PS: eu faço a assistência de direção do clipe – pelo visto teu neto se arrisca no audiovisual também, hehehe. Depois do texto da companheira Fernanda, além do vídeo, tem a letra da música, e a ficha técnica dessa produção audiovisual

Mário Alves de Souza Vieira

Mário Alves, presente! – por Fernanda Rocha 

54 anos do desaparecimento do cientista social, pesquisador e jornalista Mário Alves. Nascido na cidade de Sento Sé, norte da Bahia, em 1923, sua trajetória foi interrompida pelas mãos dos agentes do estado ditatorial brasileiro instaurado em 1964. Falar do que aconteceu com Mário Alves é tocar na memória da dor da perda de seus familiares, que compartilham a mesma dor com dos familiares de tantos que lutaram contra um regime autoritário, em um país que ainda continua sendo tutelado pelos militares. Ainda.
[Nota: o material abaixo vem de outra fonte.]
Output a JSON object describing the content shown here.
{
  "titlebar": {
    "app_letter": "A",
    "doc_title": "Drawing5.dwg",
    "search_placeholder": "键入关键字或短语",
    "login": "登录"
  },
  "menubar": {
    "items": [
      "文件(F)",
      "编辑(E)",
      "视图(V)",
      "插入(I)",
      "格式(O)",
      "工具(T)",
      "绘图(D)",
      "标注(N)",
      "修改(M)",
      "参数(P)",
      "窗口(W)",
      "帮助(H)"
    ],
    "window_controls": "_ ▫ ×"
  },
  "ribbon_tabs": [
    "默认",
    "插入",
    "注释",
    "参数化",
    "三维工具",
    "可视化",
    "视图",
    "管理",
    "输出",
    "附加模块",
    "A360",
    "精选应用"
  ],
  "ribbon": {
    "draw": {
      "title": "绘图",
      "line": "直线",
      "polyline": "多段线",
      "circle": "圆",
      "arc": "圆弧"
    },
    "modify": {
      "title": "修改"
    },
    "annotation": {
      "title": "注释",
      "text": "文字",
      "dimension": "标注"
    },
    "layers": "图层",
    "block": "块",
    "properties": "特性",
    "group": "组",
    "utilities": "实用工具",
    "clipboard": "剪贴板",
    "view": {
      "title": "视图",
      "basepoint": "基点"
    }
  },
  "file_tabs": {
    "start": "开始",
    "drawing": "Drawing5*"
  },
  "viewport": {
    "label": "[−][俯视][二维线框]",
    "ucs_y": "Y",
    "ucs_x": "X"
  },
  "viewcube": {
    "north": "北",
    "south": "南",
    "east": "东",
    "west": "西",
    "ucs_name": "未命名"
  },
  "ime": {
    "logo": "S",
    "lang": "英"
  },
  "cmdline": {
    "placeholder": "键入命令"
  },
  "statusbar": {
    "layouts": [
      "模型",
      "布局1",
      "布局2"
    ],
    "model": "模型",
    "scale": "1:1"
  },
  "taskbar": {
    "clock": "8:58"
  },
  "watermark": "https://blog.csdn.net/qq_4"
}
Em sua juventude na Bahia, a sua escolha de vida foi ingressar no Partido Comunista Brasileiro. Liderou o movimento estudantil do seu estado, e em virtude da perseguição aos comunistas no governo Dutra, Mário migrou para o sudeste. Levou consigo o conhecimento em prol das lutas que ainda são muito caras ao povo brasileiro: a luta do operariado e a luta pelo direito à terra. A revolução foi o caminho possível na prática e na teoria de Mário. Ele entendia que o caminho era mudar profundamente as estruturas agrárias, no corte radical do privilégio e monopólio dos latifundiários. Atual é o pensamento de Mário Alves, quando se trata de desmascarar as reformas que perpetuam o projeto de colonização da terra, dos territórios indígenas e dos territórios urbanos marginalizados e marcados pela violência de Estado contra a juventude negra.
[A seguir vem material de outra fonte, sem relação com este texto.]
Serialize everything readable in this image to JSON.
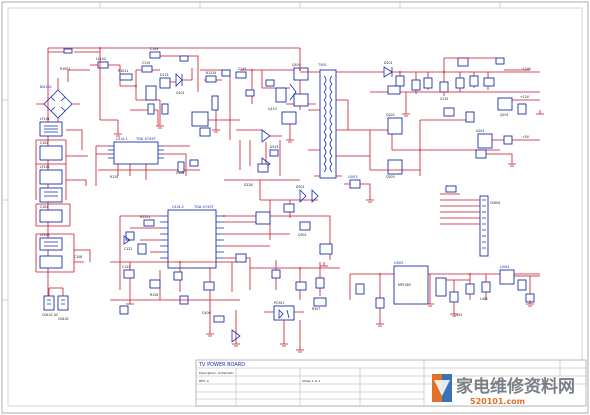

Mário Alves de Souza Vieira

Quando a ditadura de 64 chegou para destruir partidos e seus projetos coletivos de revolução e mudança social, Mário juntamente com homens e mulheres da resistência, foi alvo. Preso por um ano no prédio onde funcionou o DOPS/RJ, ao sair da prisão em 1965, não desistiu de seus ideais. Mas em 1970, dia 16 de janeiro, Mário foi levado para o DOI-Codi e desde então continua desaparecido. Há 54 anos o estado brasileiro ainda não foi capaz de devolver uma resposta à Dilma Borges Vieira, sua companheira, Lucinha Alves, sua filha, e Leo Alves, seu neto. Há 54 anos os assassinos de Mário Alves, os ex-tenentes do Exército Luiz Mário Correia Lima, Roberto Duque Estrada, Armando Avólio Filho e Dulene Garcez e o ex-major do Corpo de Bombeiros Valter da Costa Jacarandá, continuam impunes. A impunidade até hoje grita diante das injustiças cotidianamente silenciadas.

LETRA:

Quem me dirá onde está
Aquele moço fulano de tal
filho, marido, irmão, namorado
que não voltou mais
insiste um anúncio nos nossos jornais
achados perdidos morridos
saudades demais
mas eu pergunto a resposta
ninguém sabe ninguém nunca viu
só sei quão sumido ele foi
sei é que ele sumiu
e quem souber algo acerca do seu paradeiro, beco
das liberdades estreita e esquecida
uma pequena marginal
dessa imensa avenida Brasil

Memória de um tempo onde lutar
Por seu direito
É um defeito que mata
São tantas lutas inglórias
São histórias que a história
Qualquer dia contará
De obscuros personagens
As passagens, as coragens
São sementes espalhadas nesse chão
De Juvenais e de Raimundos
Tantos Júlios de Santana
Uma crença num enorme coração
Dos humilhados e ofendidos
Explorados e oprimidos
Que tentaram encontrar a solução

São cruzes sem nomes, sem corpos, sem datas
Memória de um tempo onde lutar por seu direito
É um defeito que mata
E tantos são os homens por debaixo das manchetes
São braços esquecidos que fizeram os heróis
São forças, são suores que levantam as vedetes
Do teatro de revistas, que é o país de todos nós
São vozes que negaram liberdade concedida
Pois ela é bem mais sangue
Ela é bem mais vida
São vidas que alimentam nosso fogo da esperança
O grito da batalha
Quem espera nunca alcança

Ê ê, quando o Sol nascer
É que eu quero ver quem se lembrará
Ê ê, quando amanhecer
É que eu quero ver quem recordará
Ê ê, não quero esquecer
Essa legião que se entregou por um novo dia
Ê eu quero é cantar essa mão tão calejada
Que nos deu tanta alegria
E vamos à luta.

FICHA TÉCNICA:

“Achados e Perdidos /
Pequena Memória Para Um Tempo Sem Memória”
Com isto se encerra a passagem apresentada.